Gemäss unseren Quellen sollen Sie den Auftrag haben, den Gewinn von 2 auf 8 Prozent zu steigern. Stimmt das?

Peppel-Schulz: Tamedia hat derzeit eine Marge von rund 2 Prozent. Sprich, wir sind nicht nachhaltig aufgestellt. Mit den rückläufigen Umsätzen im Printgeschäft und im Werbemarkt können wir mit dieser Marge nicht annähernd die Investitionen tätigen, die dieses Unternehmen für eine Zukunft in dieser neuen digitalen Welt dringend braucht. Es gibt heute schon viele Medienunternehmen, die eine Marge von 8 Prozent erwirtschaften und damit eigenfinanzierte Investitionen tätigen können.

Eine der Hauptmassnahmen ist die Schliessung der Druckereien in Lausanne und Zürich. Der Standort Bern soll ausgebaut werden, allerdings zitierte die «NZZ am Sonntag» vor einigen Monaten aus einem internen Dokument, wonach auch die dritte Druckerei spätestens 2032 schliessen soll. Gilt dieses Szenario noch?

Peppel-Schulz: Ich kenne dieses Papier und damit dieses Szenario nicht. Mein Auftrag ist, eine wirtschaftlich nachhaltige Strategie zu entwickeln. Bei der Entwicklung dieser Strategie gab es keine «heiligen Kühe». Es war wichtig, das komplette Unternehmen Tamedia zu betrachten, die komplette Wertschöpfungskette zu analysieren. Die Gesamtauslastung unserer drei Druckereien liegt unter 50 Prozent. Das kostet uns viel Geld. Eine Initiative unserer neuen Strategie sieht die sukzessive Stilllegung von zwei Druckzentren vor. Mit dem Standort Bern setzen wir auf die Zukunft. Wir haben den Auftrag, unsere Leserinnen und Leser so lange wie möglich mit Druckerzeugnissen zu versorgen. Es gibt kein Enddatum für die gedruckten Zeitungen.

Offizielles Ziel der neuen Strategie ist es, vier Hauptmarken von Tamedia zu stärken, nämlich «Tages-Anzeiger», «Berner Zeitung», «Basler Zeitung» und «24 heures». Was ändert sich für mich, wenn ich Abonnentin des «Sihltalers», des «Thuner Tagblatts» oder des «Landboten» bin?

Simon Bärtschi: Nichts, die gedruckte Ausgabe bleibt gleich. Das Online-Angebot finden Sie künftig, wenn Sie den «Landboten» oder eine andere Zürcher Regionalzeitung abonniert haben, auf der Website des «Tages-Anzeigers». Damit schaffen wir breite Angebote mit hochwertigen Beiträgen aus dem In- und Ausland, regionalen Nachrichten sowie nützlichem Service für alle Leserinnen und Leser.
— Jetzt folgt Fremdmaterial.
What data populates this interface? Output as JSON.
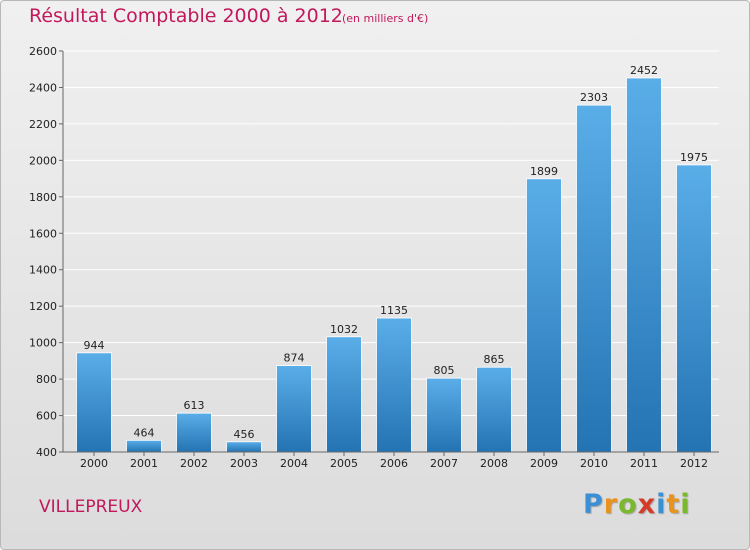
{
  "header": {
    "title": "Résultat Comptable 2000 à 2012",
    "subtitle": "(en milliers d'€)"
  },
  "footer": {
    "commune": "VILLEPREUX",
    "logo_letters": [
      "P",
      "r",
      "o",
      "x",
      "i",
      "t",
      "i"
    ],
    "logo_colors": [
      "#3b8fd4",
      "#e8931e",
      "#7cb82f",
      "#d63b2a",
      "#3b8fd4",
      "#e8931e",
      "#7cb82f"
    ]
  },
  "colors": {
    "bar_top": "#5aaee8",
    "bar_bottom": "#2473b3",
    "grid": "#ffffff",
    "axis": "#666666",
    "title": "#c2185b"
  },
  "chart_data": {
    "type": "bar",
    "title": "Résultat Comptable 2000 à 2012",
    "subtitle": "(en milliers d'€)",
    "xlabel": "",
    "ylabel": "",
    "categories": [
      "2000",
      "2001",
      "2002",
      "2003",
      "2004",
      "2005",
      "2006",
      "2007",
      "2008",
      "2009",
      "2010",
      "2011",
      "2012"
    ],
    "values": [
      944,
      464,
      613,
      456,
      874,
      1032,
      1135,
      805,
      865,
      1899,
      2303,
      2452,
      1975
    ],
    "ylim": [
      400,
      2600
    ],
    "yticks": [
      400,
      600,
      800,
      1000,
      1200,
      1400,
      1600,
      1800,
      2000,
      2200,
      2400,
      2600
    ],
    "grid": true,
    "data_labels": true
  }
}
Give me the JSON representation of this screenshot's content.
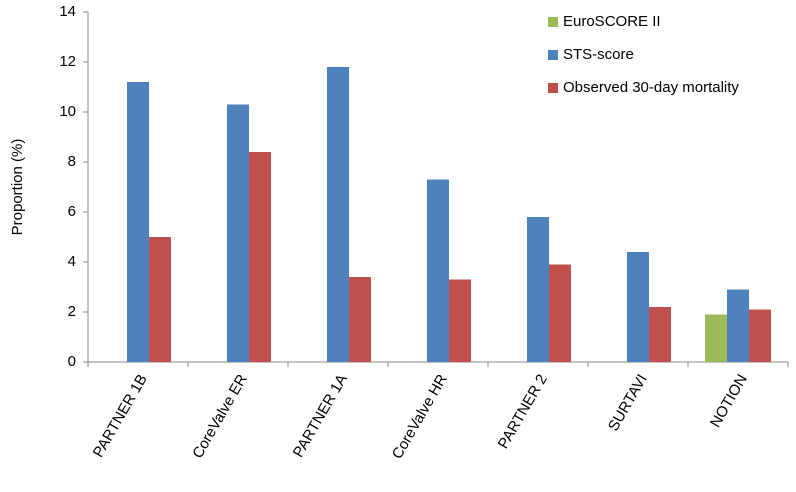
{
  "chart_data": {
    "type": "bar",
    "y_label": "Proportion (%)",
    "categories": [
      "PARTNER 1B",
      "CoreValve ER",
      "PARTNER 1A",
      "CoreValve HR",
      "PARTNER 2",
      "SURTAVI",
      "NOTION"
    ],
    "series": [
      {
        "name": "EuroSCORE II",
        "color": "#9bbb59",
        "values": [
          null,
          null,
          null,
          null,
          null,
          null,
          1.9
        ]
      },
      {
        "name": "STS-score",
        "color": "#4f81bd",
        "values": [
          11.2,
          10.3,
          11.8,
          7.3,
          5.8,
          4.4,
          2.9
        ]
      },
      {
        "name": "Observed 30-day mortality",
        "color": "#c0504d",
        "values": [
          5.0,
          8.4,
          3.4,
          3.3,
          3.9,
          2.2,
          2.1
        ]
      }
    ],
    "ylim": [
      0,
      14
    ],
    "yticks": [
      0,
      2,
      4,
      6,
      8,
      10,
      12,
      14
    ],
    "legend": "upper right"
  }
}
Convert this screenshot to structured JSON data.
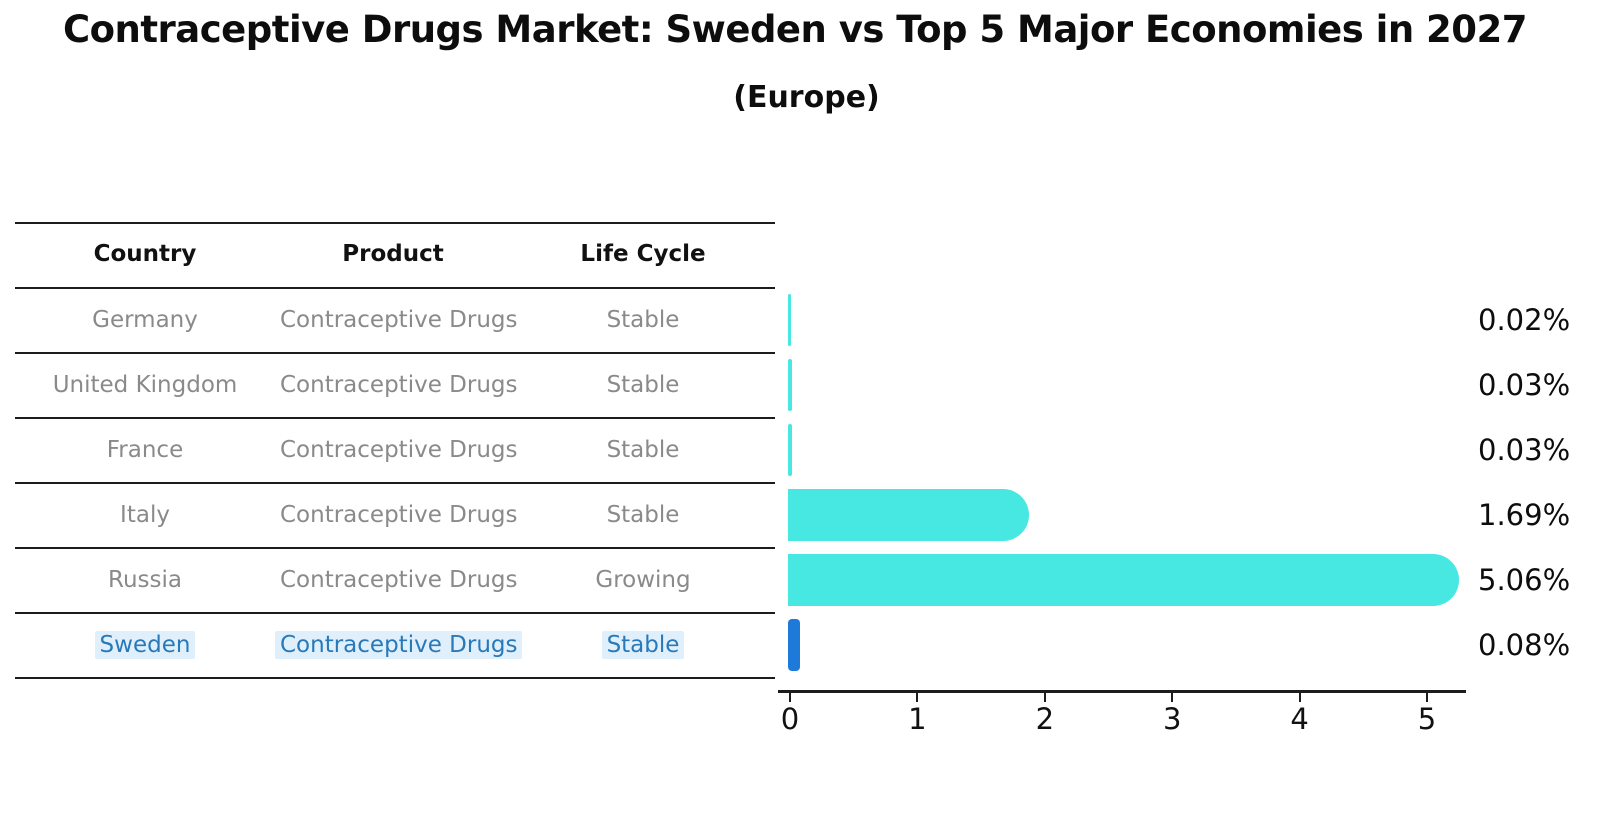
{
  "chart": {
    "title": "Contraceptive Drugs Market: Sweden vs Top 5 Major Economies in 2027",
    "subtitle": "(Europe)"
  },
  "table": {
    "headers": [
      "Country",
      "Product",
      "Life Cycle"
    ],
    "rows": [
      {
        "country": "Germany",
        "product": "Contraceptive Drugs",
        "life_cycle": "Stable",
        "highlighted": false
      },
      {
        "country": "United Kingdom",
        "product": "Contraceptive Drugs",
        "life_cycle": "Stable",
        "highlighted": false
      },
      {
        "country": "France",
        "product": "Contraceptive Drugs",
        "life_cycle": "Stable",
        "highlighted": false
      },
      {
        "country": "Italy",
        "product": "Contraceptive Drugs",
        "life_cycle": "Stable",
        "highlighted": false
      },
      {
        "country": "Russia",
        "product": "Contraceptive Drugs",
        "life_cycle": "Growing",
        "highlighted": false
      },
      {
        "country": "Sweden",
        "product": "Contraceptive Drugs",
        "life_cycle": "Stable",
        "highlighted": true
      }
    ]
  },
  "chart_data": {
    "type": "bar",
    "orientation": "horizontal",
    "title": "Contraceptive Drugs Market: Sweden vs Top 5 Major Economies in 2027 (Europe)",
    "categories": [
      "Germany",
      "United Kingdom",
      "France",
      "Italy",
      "Russia",
      "Sweden"
    ],
    "values": [
      0.02,
      0.03,
      0.03,
      1.69,
      5.06,
      0.08
    ],
    "value_labels": [
      "0.02%",
      "0.03%",
      "0.03%",
      "1.69%",
      "5.06%",
      "0.08%"
    ],
    "x_ticks": [
      "0",
      "1",
      "2",
      "3",
      "4",
      "5"
    ],
    "xlim": [
      0,
      5.4
    ],
    "grid": false,
    "legend": false,
    "highlight_index": 5
  },
  "colors": {
    "bar_cyan": "#47E7E2",
    "bar_blue": "#1E7AD9",
    "highlight_text": "#2979B9",
    "highlight_bg": "#DFF0FC",
    "row_text": "#8A8A8A",
    "header_text": "#111111",
    "line": "#1C1C1C"
  }
}
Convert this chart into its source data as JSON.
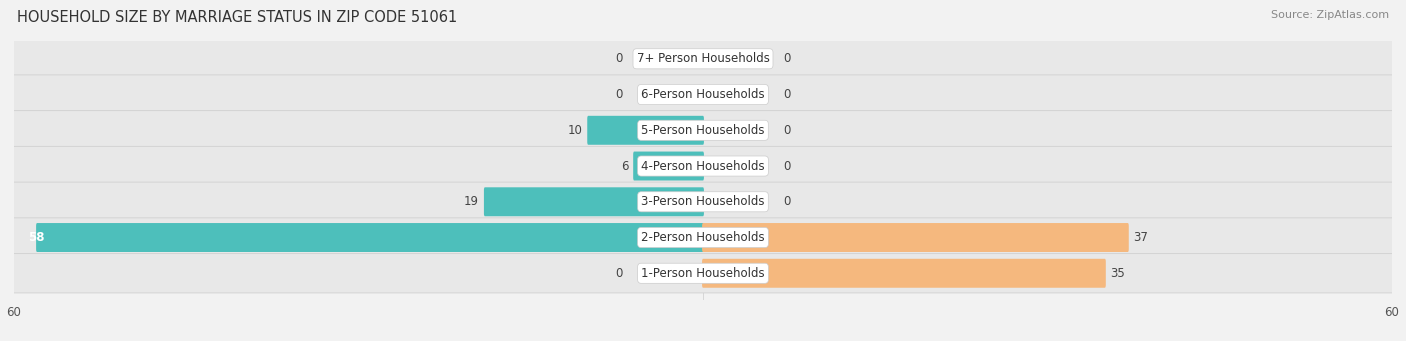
{
  "title": "HOUSEHOLD SIZE BY MARRIAGE STATUS IN ZIP CODE 51061",
  "source": "Source: ZipAtlas.com",
  "categories": [
    "7+ Person Households",
    "6-Person Households",
    "5-Person Households",
    "4-Person Households",
    "3-Person Households",
    "2-Person Households",
    "1-Person Households"
  ],
  "family": [
    0,
    0,
    10,
    6,
    19,
    58,
    0
  ],
  "nonfamily": [
    0,
    0,
    0,
    0,
    0,
    37,
    35
  ],
  "family_color": "#4dbfbb",
  "nonfamily_color": "#f5b87e",
  "xlim": 60,
  "background_color": "#f2f2f2",
  "row_bg_color": "#e8e8e8",
  "row_border_color": "#d0d0d0",
  "title_fontsize": 10.5,
  "source_fontsize": 8,
  "label_fontsize": 8.5,
  "value_fontsize": 8.5,
  "axis_fontsize": 8.5,
  "legend_fontsize": 9
}
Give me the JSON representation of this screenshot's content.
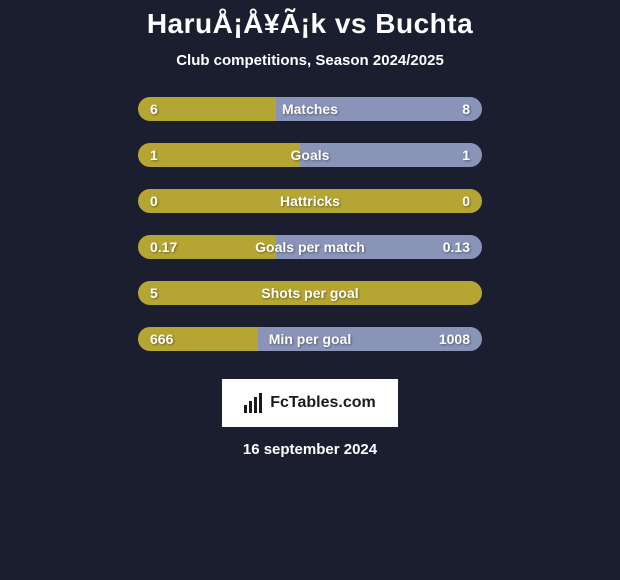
{
  "title": "HaruÅ¡Å¥Ã¡k vs Buchta",
  "subtitle": "Club competitions, Season 2024/2025",
  "footer_logo_text": "FcTables.com",
  "footer_date": "16 september 2024",
  "colors": {
    "background": "#1a1e2f",
    "bar_background": "#383c50",
    "track_default": "#8a94b8",
    "player1_gold": "#b5a633",
    "player2_blue": "#8a94b8",
    "white": "#ffffff",
    "logo_text": "#1a1a1a"
  },
  "stats": [
    {
      "label": "Matches",
      "value_left": "6",
      "value_right": "8",
      "left_pct": 40,
      "right_pct": 60,
      "left_color": "#b5a633",
      "right_color": "#8a94b8"
    },
    {
      "label": "Goals",
      "value_left": "1",
      "value_right": "1",
      "left_pct": 47,
      "right_pct": 53,
      "left_color": "#b5a633",
      "right_color": "#8a94b8"
    },
    {
      "label": "Hattricks",
      "value_left": "0",
      "value_right": "0",
      "left_pct": 100,
      "right_pct": 0,
      "left_color": "#b5a633",
      "right_color": "#8a94b8"
    },
    {
      "label": "Goals per match",
      "value_left": "0.17",
      "value_right": "0.13",
      "left_pct": 40,
      "right_pct": 60,
      "left_color": "#b5a633",
      "right_color": "#8a94b8"
    },
    {
      "label": "Shots per goal",
      "value_left": "5",
      "value_right": "",
      "left_pct": 100,
      "right_pct": 0,
      "left_color": "#b5a633",
      "right_color": "#8a94b8"
    },
    {
      "label": "Min per goal",
      "value_left": "666",
      "value_right": "1008",
      "left_pct": 35,
      "right_pct": 65,
      "left_color": "#b5a633",
      "right_color": "#8a94b8"
    }
  ]
}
Der «Bund» und die «Tribune de Genève» behalten ihren digitalen Auftritt, weil sie einen hohen Anteil an Digital-Abonnenten haben.

Durch die Schliessung der Druckereien sollen 200 Stellen wegfallen, aber auch in den Redaktionen sollen 90 Vollzeitstellen gestrichen werden. Betreffen diese Einschnitte vor allem Journalisten?

Bärtschi: Wo genau diese 90 Stellen abgebaut werden müssen, werden wir in den nächsten Wochen, vorbehaltlich der anstehenden Konsultationsverfahren, klären. Wir werden eine engere Zusammenarbeit zwischen den Redaktionen anstreben. Das gilt beispielsweise auch für die Bundeshausredaktionen von Deutschschweiz und Romandie.

Peppel-Schulz: Mit den vier grossen Marken erreichen wir heute potenziell 5,5 Millionen Menschen. Diese Marken haben ihre Besonderheiten, die wir beibehalten müssen und wollen. Mit diesen Marken verdienen wir als Tamedia Geld. Es ist wichtig, dass diese Marken eine klare Positionierung haben. Die Positionierungen müssen wir weiter schärfen, mit einem klaren Markenkern unterschiedliche Zielgruppen bestmöglich bedienen.

Die Zeitungen in der Romandie müssen heute schon viele Übersetzungen von Deutschschweizer Artikeln publizieren, weil sie zu wenig Ressourcen haben. Wird sich dieser Trend verstärken?

Peppel-Schulz: In der Vergangenheit wurden solche Themen wenig systematisch angegangen. Das kostet viele Ressourcen und ist nicht effizient. Ein weiteres Ziel unserer Strategie ist es, die Teams stärker zusammenzubringen, alle an einem Tisch zu haben. In der Deutschschweiz gibt es ja ähnliche Probleme wie in der Romandie. Auch hier gab es Sparrunden, und die Leute haben befürchtet: «Ihr müsst mit weniger fast das Gleiche machen.» Wir müssen die Zusammenarbeit verbessern.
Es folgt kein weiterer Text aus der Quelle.